Why are we not using Anaconda

Because VS Code fixed all the problems that I have historically had with pip, we are not getting too deep into scientific computing.

Why are we not using Jupyter notebooks

  1. If we hope to have our code work in a production environment, then Jupyter is problematic.
  2. Caching and code chunks are problematic.

Read this reference for more details.

If we have plotnine, why are we using Altair?

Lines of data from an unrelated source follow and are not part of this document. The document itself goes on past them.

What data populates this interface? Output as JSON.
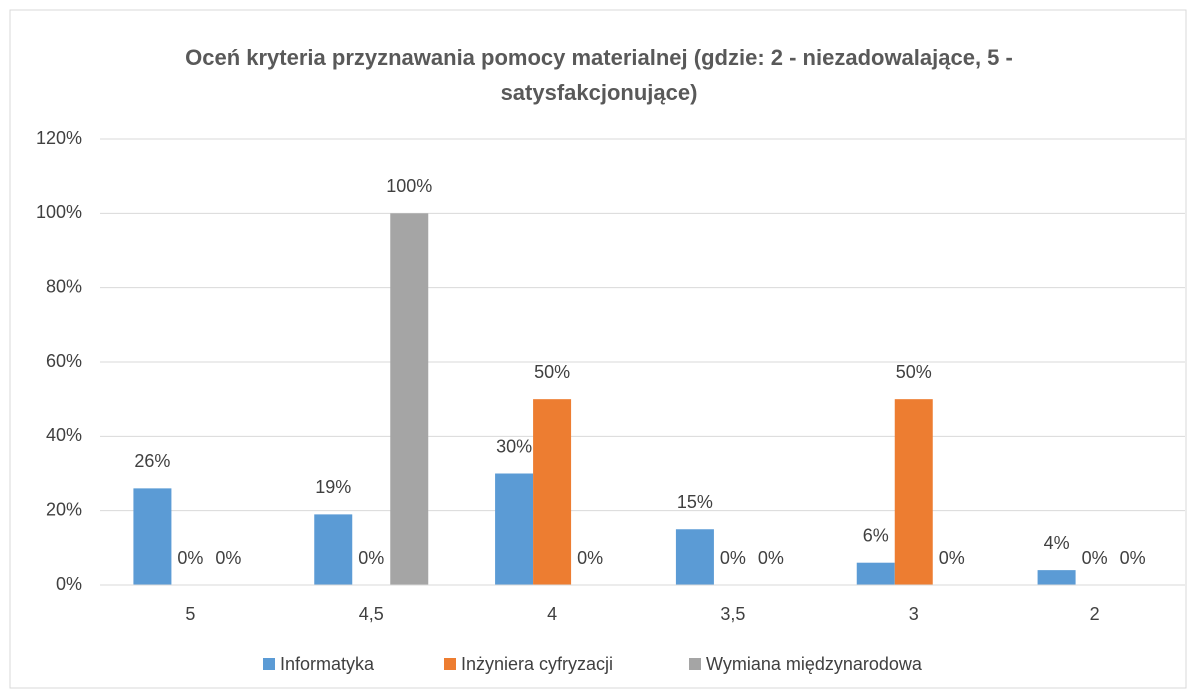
{
  "chart_data": {
    "type": "bar",
    "title": "Oceń kryteria przyznawania pomocy materialnej (gdzie: 2 - niezadowalające, 5 - satysfakcjonujące)",
    "categories": [
      "5",
      "4,5",
      "4",
      "3,5",
      "3",
      "2"
    ],
    "series": [
      {
        "name": "Informatyka",
        "color": "#5b9bd5",
        "values": [
          26,
          19,
          30,
          15,
          6,
          4
        ],
        "value_labels": [
          "26%",
          "19%",
          "30%",
          "15%",
          "6%",
          "4%"
        ]
      },
      {
        "name": "Inżyniera cyfryzacji",
        "color": "#ed7d31",
        "values": [
          0,
          0,
          50,
          0,
          50,
          0
        ],
        "value_labels": [
          "0%",
          "0%",
          "50%",
          "0%",
          "50%",
          "0%"
        ]
      },
      {
        "name": "Wymiana międzynarodowa",
        "color": "#a5a5a5",
        "values": [
          0,
          100,
          0,
          0,
          0,
          0
        ],
        "value_labels": [
          "0%",
          "100%",
          "0%",
          "0%",
          "0%",
          "0%"
        ]
      }
    ],
    "ylim": [
      0,
      120
    ],
    "yticks": [
      {
        "value": 0,
        "label": "0%"
      },
      {
        "value": 20,
        "label": "20%"
      },
      {
        "value": 40,
        "label": "40%"
      },
      {
        "value": 60,
        "label": "60%"
      },
      {
        "value": 80,
        "label": "80%"
      },
      {
        "value": 100,
        "label": "100%"
      },
      {
        "value": 120,
        "label": "120%"
      }
    ],
    "grid": true,
    "legend": "bottom"
  }
}
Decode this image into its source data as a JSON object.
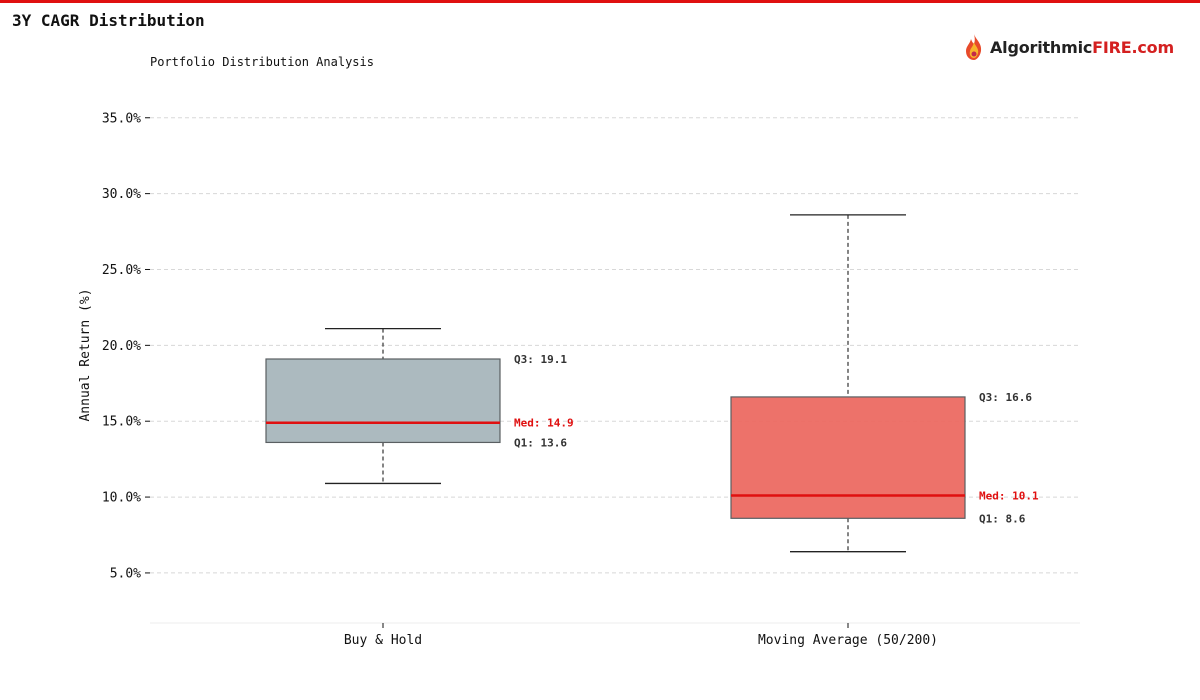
{
  "header": {
    "title": "3Y CAGR Distribution",
    "subtitle": "Portfolio Distribution Analysis"
  },
  "logo": {
    "icon": "flame-icon",
    "text_dark": "Algorithmic",
    "text_red": "FIRE.com"
  },
  "colors": {
    "accent": "#e01010",
    "box_buy_hold": "#a8b6bc",
    "box_moving_avg": "#ec6a62",
    "median_line": "#e01010",
    "grid": "#d8d8d8",
    "text": "#111111",
    "label_dark": "#333333"
  },
  "chart_data": {
    "type": "box",
    "title": "3Y CAGR Distribution",
    "subtitle": "Portfolio Distribution Analysis",
    "ylabel": "Annual Return (%)",
    "xlabel": "",
    "ylim": [
      1.7,
      36.5
    ],
    "yticks": [
      5,
      10,
      15,
      20,
      25,
      30,
      35
    ],
    "ytick_labels": [
      "5.0%",
      "10.0%",
      "15.0%",
      "20.0%",
      "25.0%",
      "30.0%",
      "35.0%"
    ],
    "grid": true,
    "categories": [
      "Buy & Hold",
      "Moving Average (50/200)"
    ],
    "series": [
      {
        "category": "Buy & Hold",
        "whisker_low": 10.9,
        "q1": 13.6,
        "median": 14.9,
        "q3": 19.1,
        "whisker_high": 21.1,
        "color": "#a8b6bc",
        "labels": {
          "q3": "Q3: 19.1",
          "median": "Med: 14.9",
          "q1": "Q1: 13.6"
        }
      },
      {
        "category": "Moving Average (50/200)",
        "whisker_low": 6.4,
        "q1": 8.6,
        "median": 10.1,
        "q3": 16.6,
        "whisker_high": 28.6,
        "color": "#ec6a62",
        "labels": {
          "q3": "Q3: 16.6",
          "median": "Med: 10.1",
          "q1": "Q1: 8.6"
        }
      }
    ]
  }
}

  • It uses a clean grammar of graphics that gives us access to interactive charts and web charts ( What is Altair?). It feels more Pythonic.

My Python disclaimers

What are we not learning in this course?

  • Indexing, .loc[], and .iloc[]: I may not be experienced enough to understand why I should teach you these. They all add complexity to what we are learning in the course, and we have elected to avoid it. We will use reset_index() a lot. I think MultiIndex features create complications. I have also elected to use .filter() instead of .loc[] because I like it.
  • Virtual Environments: Virtual Environments appear to be an essential tool as you continue to use Python. We will not be teaching these or supporting these in our course.
  • matplotlib (and most derivatives): It feels old, has a bad api, and isn’t declarative. Note that Plotnine is based on matplotlib. However, it hides most of the problems of matplotlib to the average user.

Our first pandas code

Setting up our script

import pandas as pd
import numpy as np
import altair as alt
from plotnine import *

Getting our data

df = pd.DataFrame(
{"a" : [4 ,5, 6],
"b" : [7, 8, 9],
"c" : [10, 11, 12]})

url = 'https://github.com/byuidatascience/data4soils/raw/master/data-raw/cfbp_handgrenade/cfbp_handgrenade.csv'
dat = pd.read_csv(url)

Writing code

Pandas Cheat Sheet

Use the cheat sheet to find the functions you would need to implement the following steps.

I want to;

  1. sort my table by column a then
  2. only use the first two rows, then
  3. calculate the mean of column b.

I want to;

  1. rename column a to duck, then
  2. subset to only have duck and b columns then
  3. keep all rows where b is less than 9, then
  4. find the min of duck

What is method chaining?

Pandas’ and Altair’s comparable tool is compared to %>% and dplyr’s verbs. It has the same flow and logic as the tidyverse. You can read more details from Adiamman Keerthi

Nested Calls

tumble_after(
  broke(
    fell_down(
      fetch(went_up(jack_jill, "hill"), "water"),
            jack),
      "crown"),
    "jill"
)

Method Chaining

(
jack_jill
  .went_up("hill")
  .fetch("water")
  .fell_down("jack")
  .broke("crown")
  .tumble_after("jill")
)

One obvious advantage of Method chaining is that it is a top-down approach with arguments placed next to the function, unlike the nested calls, where tracking down respective function calls to its arguments is demanding.

What do you notice about the method chaining code above?

Using pandas to build our continent level data

You can see mappings to dplyr in the Python for Data Science book

I think these are the suitable methods to build your continent-level data for use in plotnine. Altair will require you only to use one dataset.